Tuesday, November 06, 2007

Oh no they didn't!

Bloomberg delivers Jimmy Joint & the Dirty Bears the ultimate smackdown on behalf of Lloyd Blank-too-fine & his Golden Sachs.
clipped from www.bloomberg.com
When Goldman Sachs Group Inc. employees cash their year-end checks, they'll have enough money to buy Bear Stearns Cos.
Goldman, the biggest and most profitable U.S. securities firm, set aside $16.9 billion to pay salaries, benefits and bonuses in the first nine months of 2007, according to the company's third-quarter earnings report. The stock market values Bear Stearns Cos., the fifth-biggest firm, at $14.7 billion.
While analysts expect Goldman to top last year's profit record, they estimate that Bear Stearns's earnings will drop 27 percent. Goldman's shares have added 12 percent this year while Bear Stearns's are down 37 percent.

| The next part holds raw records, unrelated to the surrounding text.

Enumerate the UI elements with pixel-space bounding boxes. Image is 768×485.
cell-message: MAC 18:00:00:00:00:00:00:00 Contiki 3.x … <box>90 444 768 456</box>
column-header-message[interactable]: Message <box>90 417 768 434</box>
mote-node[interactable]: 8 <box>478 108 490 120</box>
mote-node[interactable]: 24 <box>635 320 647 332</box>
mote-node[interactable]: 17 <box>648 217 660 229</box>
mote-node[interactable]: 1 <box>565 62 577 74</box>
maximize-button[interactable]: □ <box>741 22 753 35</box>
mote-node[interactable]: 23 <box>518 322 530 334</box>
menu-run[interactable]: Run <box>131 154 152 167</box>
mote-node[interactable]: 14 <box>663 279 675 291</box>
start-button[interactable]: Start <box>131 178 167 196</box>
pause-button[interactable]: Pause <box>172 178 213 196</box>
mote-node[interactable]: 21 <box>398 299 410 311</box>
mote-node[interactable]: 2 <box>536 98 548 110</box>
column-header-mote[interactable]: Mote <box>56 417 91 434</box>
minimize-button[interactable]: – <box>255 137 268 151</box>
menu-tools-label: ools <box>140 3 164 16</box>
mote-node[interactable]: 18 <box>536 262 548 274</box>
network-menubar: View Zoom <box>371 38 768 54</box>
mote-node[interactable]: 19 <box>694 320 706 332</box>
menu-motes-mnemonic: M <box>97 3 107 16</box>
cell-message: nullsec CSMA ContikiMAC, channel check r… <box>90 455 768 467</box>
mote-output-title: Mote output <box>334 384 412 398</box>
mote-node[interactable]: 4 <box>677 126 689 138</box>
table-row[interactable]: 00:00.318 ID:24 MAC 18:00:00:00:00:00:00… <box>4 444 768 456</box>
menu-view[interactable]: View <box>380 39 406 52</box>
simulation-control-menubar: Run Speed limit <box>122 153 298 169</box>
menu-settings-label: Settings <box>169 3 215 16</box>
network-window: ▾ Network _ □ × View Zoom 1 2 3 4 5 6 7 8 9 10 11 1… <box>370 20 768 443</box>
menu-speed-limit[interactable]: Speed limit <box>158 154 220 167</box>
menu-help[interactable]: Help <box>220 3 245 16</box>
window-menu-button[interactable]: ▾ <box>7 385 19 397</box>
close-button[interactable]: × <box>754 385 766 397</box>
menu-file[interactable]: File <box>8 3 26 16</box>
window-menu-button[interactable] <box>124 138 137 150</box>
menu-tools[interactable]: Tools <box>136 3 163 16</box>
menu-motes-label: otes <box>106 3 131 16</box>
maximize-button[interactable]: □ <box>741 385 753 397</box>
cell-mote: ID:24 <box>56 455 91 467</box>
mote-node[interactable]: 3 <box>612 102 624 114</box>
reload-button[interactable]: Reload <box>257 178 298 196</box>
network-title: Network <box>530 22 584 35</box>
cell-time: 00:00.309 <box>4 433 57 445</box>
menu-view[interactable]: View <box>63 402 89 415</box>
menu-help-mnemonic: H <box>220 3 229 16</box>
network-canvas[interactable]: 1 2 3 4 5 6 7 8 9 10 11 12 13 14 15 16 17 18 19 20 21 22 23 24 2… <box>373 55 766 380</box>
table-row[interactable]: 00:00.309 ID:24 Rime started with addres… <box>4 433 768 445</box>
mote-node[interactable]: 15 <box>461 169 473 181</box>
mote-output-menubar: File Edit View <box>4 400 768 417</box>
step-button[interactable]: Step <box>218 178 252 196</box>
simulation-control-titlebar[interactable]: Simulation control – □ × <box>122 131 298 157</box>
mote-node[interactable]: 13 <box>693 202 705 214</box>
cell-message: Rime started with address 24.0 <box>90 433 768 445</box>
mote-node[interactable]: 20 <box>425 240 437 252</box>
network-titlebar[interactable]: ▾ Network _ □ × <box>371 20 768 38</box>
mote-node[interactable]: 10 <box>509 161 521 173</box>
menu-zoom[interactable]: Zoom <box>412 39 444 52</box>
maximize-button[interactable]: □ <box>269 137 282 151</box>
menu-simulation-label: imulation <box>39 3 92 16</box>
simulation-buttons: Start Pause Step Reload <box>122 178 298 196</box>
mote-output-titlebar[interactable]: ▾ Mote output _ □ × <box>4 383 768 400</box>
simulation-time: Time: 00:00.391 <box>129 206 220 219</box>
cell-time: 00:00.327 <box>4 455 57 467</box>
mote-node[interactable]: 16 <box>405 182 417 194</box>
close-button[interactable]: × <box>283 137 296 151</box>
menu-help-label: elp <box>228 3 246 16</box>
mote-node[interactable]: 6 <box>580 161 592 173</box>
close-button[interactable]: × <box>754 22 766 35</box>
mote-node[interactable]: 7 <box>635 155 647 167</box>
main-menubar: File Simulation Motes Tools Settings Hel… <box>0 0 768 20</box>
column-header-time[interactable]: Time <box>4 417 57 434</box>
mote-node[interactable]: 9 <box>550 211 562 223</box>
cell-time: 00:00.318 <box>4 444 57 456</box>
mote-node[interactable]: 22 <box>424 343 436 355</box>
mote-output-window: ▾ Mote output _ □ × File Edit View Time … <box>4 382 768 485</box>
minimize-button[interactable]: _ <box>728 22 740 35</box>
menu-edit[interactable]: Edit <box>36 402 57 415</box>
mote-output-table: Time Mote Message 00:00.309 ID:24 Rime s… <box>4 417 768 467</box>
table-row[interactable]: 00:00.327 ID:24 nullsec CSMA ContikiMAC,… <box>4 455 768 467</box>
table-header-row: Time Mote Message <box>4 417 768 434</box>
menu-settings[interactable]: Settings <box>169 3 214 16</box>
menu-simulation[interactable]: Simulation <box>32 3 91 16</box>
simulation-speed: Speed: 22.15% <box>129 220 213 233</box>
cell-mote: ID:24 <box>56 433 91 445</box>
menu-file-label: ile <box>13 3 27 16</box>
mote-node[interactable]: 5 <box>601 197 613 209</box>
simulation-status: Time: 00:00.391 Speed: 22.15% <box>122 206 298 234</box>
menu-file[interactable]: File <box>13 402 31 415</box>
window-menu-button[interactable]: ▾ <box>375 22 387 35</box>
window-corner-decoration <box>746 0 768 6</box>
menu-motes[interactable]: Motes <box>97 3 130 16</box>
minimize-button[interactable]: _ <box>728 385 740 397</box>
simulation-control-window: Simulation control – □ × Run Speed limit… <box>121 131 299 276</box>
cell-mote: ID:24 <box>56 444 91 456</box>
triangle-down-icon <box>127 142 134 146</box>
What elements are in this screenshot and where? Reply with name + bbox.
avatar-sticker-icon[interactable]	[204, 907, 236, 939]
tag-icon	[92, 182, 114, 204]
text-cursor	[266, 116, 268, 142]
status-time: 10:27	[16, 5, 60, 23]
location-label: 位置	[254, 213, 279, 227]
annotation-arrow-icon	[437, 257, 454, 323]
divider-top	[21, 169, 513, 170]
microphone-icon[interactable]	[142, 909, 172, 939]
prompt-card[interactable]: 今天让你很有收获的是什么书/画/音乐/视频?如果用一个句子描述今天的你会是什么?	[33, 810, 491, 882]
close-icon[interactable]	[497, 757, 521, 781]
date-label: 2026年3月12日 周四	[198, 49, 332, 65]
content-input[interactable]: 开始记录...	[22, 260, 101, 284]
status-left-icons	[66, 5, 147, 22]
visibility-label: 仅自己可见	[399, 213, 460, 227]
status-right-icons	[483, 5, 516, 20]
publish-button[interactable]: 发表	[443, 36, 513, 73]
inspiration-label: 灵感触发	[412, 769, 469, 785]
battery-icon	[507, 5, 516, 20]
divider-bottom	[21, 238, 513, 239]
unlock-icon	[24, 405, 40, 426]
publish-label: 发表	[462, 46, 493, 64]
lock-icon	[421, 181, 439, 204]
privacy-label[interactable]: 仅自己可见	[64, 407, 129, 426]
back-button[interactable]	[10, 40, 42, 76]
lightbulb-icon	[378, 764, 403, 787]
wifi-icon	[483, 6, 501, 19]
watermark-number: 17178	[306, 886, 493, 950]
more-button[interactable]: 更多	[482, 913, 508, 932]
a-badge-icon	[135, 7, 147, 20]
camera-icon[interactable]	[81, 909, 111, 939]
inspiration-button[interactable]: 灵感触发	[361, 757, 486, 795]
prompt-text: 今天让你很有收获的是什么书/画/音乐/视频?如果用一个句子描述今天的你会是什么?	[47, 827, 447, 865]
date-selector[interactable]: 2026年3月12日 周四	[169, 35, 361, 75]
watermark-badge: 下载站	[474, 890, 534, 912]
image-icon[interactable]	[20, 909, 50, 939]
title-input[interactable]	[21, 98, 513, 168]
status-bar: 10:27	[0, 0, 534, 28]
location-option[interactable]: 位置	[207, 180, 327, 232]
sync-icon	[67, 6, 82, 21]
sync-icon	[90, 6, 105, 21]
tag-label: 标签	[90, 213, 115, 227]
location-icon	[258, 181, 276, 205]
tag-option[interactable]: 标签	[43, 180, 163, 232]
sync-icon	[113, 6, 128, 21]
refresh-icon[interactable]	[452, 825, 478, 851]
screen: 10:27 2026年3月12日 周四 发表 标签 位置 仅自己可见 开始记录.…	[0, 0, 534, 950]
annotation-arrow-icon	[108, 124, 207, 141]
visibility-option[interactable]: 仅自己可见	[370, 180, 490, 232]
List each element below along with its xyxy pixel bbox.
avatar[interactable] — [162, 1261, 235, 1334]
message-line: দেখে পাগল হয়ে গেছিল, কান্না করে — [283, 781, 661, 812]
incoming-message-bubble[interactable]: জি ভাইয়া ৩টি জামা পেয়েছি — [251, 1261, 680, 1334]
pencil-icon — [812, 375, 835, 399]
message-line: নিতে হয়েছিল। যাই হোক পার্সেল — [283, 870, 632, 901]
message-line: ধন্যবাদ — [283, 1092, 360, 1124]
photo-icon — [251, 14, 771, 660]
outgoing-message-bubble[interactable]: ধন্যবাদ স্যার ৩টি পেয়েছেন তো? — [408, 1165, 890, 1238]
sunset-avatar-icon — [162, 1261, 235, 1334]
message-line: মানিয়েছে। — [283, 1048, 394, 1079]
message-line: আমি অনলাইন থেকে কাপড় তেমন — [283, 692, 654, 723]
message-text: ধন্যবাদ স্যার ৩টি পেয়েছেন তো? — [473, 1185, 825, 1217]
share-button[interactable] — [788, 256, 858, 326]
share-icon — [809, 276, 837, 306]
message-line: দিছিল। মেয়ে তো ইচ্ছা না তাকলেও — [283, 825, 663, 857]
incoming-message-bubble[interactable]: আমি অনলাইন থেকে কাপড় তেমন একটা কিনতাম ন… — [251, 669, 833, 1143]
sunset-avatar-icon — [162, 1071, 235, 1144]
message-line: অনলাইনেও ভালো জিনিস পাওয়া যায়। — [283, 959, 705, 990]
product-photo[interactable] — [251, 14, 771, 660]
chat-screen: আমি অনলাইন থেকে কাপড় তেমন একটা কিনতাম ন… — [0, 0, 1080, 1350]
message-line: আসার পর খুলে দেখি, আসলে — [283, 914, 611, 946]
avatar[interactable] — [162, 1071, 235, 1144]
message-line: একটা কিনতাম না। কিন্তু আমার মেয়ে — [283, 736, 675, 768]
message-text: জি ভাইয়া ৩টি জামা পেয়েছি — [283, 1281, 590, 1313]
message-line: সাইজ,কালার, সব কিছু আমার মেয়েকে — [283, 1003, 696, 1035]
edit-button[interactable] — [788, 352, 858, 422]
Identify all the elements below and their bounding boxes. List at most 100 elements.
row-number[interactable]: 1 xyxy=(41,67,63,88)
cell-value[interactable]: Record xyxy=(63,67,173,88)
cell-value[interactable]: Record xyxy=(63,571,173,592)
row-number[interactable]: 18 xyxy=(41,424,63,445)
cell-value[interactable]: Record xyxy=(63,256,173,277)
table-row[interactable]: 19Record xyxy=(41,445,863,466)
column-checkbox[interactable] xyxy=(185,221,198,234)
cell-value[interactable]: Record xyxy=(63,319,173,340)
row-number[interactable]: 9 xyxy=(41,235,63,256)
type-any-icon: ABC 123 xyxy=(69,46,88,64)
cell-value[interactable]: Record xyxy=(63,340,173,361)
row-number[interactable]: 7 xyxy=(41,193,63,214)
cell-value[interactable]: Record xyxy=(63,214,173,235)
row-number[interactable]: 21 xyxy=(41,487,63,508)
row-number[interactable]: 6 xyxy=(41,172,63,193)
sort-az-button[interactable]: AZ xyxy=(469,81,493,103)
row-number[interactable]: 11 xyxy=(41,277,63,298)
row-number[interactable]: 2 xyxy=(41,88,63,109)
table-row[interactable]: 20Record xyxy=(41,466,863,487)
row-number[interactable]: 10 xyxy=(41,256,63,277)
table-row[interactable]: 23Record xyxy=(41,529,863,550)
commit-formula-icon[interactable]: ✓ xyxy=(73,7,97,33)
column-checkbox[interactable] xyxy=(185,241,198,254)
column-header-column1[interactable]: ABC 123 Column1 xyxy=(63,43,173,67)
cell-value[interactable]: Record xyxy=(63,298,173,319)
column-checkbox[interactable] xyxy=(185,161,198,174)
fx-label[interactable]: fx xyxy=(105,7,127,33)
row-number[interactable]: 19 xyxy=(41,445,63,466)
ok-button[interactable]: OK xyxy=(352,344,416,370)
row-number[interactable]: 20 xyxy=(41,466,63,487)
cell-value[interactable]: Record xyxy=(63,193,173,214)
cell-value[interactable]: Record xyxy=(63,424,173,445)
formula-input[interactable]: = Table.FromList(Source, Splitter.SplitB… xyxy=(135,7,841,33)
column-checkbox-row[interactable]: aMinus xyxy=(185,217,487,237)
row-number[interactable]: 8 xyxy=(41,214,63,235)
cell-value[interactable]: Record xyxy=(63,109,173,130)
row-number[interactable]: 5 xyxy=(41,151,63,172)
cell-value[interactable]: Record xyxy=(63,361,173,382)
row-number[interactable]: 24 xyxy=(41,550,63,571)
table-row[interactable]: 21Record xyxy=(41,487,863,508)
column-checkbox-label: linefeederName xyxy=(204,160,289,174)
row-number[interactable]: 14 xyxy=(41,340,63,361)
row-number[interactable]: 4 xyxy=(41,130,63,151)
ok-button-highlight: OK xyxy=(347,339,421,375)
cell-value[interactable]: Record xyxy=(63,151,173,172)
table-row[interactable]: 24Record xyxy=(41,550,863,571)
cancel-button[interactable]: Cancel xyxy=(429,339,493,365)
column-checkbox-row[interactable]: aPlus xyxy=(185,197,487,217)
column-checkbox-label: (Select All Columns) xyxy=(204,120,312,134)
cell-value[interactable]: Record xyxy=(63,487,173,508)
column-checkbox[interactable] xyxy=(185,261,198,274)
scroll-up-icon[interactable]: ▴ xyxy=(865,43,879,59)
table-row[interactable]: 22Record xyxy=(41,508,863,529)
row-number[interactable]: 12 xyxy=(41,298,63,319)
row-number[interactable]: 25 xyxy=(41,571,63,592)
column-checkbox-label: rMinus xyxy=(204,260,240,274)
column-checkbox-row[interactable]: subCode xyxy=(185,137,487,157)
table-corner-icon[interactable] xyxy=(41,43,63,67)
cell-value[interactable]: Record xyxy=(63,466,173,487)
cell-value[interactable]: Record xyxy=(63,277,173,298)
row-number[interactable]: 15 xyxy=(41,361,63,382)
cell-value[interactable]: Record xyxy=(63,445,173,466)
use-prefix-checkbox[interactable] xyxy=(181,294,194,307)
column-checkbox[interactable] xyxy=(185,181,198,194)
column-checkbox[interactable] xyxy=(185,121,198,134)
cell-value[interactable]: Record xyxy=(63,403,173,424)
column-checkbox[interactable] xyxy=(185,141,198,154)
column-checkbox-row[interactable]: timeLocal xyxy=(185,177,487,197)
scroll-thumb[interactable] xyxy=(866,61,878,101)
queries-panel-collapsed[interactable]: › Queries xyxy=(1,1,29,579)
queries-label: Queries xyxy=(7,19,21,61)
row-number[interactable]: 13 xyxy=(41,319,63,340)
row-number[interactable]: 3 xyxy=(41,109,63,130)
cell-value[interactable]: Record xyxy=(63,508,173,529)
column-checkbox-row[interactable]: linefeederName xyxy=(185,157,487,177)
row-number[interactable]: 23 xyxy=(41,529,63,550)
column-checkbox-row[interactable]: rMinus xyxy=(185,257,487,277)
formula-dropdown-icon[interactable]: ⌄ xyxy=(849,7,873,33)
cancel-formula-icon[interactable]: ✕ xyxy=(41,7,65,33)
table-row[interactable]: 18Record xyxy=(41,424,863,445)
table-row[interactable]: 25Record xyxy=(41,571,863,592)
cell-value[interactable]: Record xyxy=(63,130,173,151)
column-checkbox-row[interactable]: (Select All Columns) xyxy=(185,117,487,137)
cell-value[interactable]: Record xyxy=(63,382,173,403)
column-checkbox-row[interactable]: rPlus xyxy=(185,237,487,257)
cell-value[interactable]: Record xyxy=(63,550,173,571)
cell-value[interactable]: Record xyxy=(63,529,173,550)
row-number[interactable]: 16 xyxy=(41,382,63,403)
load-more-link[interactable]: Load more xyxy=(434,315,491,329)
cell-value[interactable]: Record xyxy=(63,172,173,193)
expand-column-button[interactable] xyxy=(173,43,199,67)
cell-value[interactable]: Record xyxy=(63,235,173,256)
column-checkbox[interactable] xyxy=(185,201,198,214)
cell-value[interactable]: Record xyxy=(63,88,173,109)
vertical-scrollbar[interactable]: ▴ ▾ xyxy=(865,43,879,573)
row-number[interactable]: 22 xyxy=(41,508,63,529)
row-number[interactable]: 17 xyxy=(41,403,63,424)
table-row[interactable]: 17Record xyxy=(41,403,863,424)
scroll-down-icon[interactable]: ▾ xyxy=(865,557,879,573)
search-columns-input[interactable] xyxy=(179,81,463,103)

Bear Stearns Chief Executive Officer James Cayne, 73, has watched the market value of his firm decline more than $10 billion from its February peak.

Bear Stearns, straddled with subprime losses, is rumored to forgo the traditional cash bonus, choosing instead to hotbox its entire 383 Madison Avenue headquarters and provide a box of Cheetos to all employees except Analysts and Junior Traders who will get $100,000 par-value of Bear Stearns commercial paper.